What I know is this this:  There are paintings that say something authentic and meaningful in a universal language. They haunt.  They exhilarate.  They creep around in our memory.  They have been done by geniuses and by novices.  They can be ugly or beautiful.  They can be simple or complex. They can be thickly layered with intricate drawing or thinly dripped or poured or painted primitively. They can be black and white or brightly colored.  They can be big or small, done on the wall of a cave or in a sketchbook. They are not overworked. Questions may remain, but doubt in the doing does not. There is a sense of commitment, immediacy and magic. And one does not need the artist statement to be moved by them.

This is what we strive for.  But there is no formula, no Google Map directions, and no recipe.  It does involve more interest in the process than the outcome. It requires being fully present for at least part of the effort.  It contains a knowing despite the feeling of being completely unsure. It needs a willingness to let go of an idea, a favorite color or stroke, or the most proficient passage of the piece. And in the end, every mark needs to be there and nothing more.  It is about using heart and soul and the unconscious as the dominant guides.  And even though composition and the formal elements determine “readability” it is not about any of those things.  They are merely tools.

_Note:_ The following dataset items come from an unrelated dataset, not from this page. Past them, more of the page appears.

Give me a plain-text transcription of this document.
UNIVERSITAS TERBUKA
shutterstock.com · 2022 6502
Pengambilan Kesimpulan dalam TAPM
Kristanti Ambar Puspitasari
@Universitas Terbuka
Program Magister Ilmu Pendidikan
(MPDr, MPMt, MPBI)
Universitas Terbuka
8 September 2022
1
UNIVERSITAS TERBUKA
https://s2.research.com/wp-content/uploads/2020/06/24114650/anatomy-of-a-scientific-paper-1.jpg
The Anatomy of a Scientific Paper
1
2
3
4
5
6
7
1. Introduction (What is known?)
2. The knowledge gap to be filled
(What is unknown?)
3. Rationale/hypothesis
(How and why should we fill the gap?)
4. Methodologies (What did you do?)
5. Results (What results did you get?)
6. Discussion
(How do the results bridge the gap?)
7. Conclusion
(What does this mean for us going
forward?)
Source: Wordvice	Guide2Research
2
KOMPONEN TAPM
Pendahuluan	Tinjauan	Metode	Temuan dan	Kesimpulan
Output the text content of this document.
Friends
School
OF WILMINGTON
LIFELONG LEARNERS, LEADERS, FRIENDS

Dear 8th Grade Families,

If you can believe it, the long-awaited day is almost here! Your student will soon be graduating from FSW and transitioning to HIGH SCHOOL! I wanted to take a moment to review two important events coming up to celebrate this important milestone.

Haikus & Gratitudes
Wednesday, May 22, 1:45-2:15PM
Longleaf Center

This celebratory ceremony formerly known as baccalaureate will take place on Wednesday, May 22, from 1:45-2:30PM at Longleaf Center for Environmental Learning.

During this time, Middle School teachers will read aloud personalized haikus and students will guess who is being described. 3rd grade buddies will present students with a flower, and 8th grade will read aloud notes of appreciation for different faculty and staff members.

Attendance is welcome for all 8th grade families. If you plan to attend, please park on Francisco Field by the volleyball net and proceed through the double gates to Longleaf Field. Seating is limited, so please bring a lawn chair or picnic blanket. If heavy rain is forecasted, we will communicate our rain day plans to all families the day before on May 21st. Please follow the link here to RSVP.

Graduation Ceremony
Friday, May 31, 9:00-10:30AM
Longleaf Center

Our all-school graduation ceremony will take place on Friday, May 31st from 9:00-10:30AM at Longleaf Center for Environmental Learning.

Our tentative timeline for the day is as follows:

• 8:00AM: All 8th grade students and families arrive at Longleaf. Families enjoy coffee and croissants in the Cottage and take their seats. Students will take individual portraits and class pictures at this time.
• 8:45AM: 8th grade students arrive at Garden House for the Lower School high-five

I remember when my teacher told me to draw the thing before us.  I carefully rendered what I could discern in the lights and darks and the lines.  When he said “Oh JoAnn” with so much disappointment I knew what I was doing wrong.  I was trying to perform; to please; to reproduce and recreate—not simply connect, react, be present and create.

Is there an endgame? No.  It is a pursuit for the sake of pursuing. These exhibitions mark progress along the way, but even their importance needs to be discarded. To want to be “good” you have to let go of wanting to be “good”. It is simple but not easy. And it is complex but not difficult.  As I write this I feel the thin wire on which these thoughts balance. Afraid of falling, afraid of sounding stupid, but swearing with conviction that these are things about painting and what we do in ArtHouse 23 in which I believe.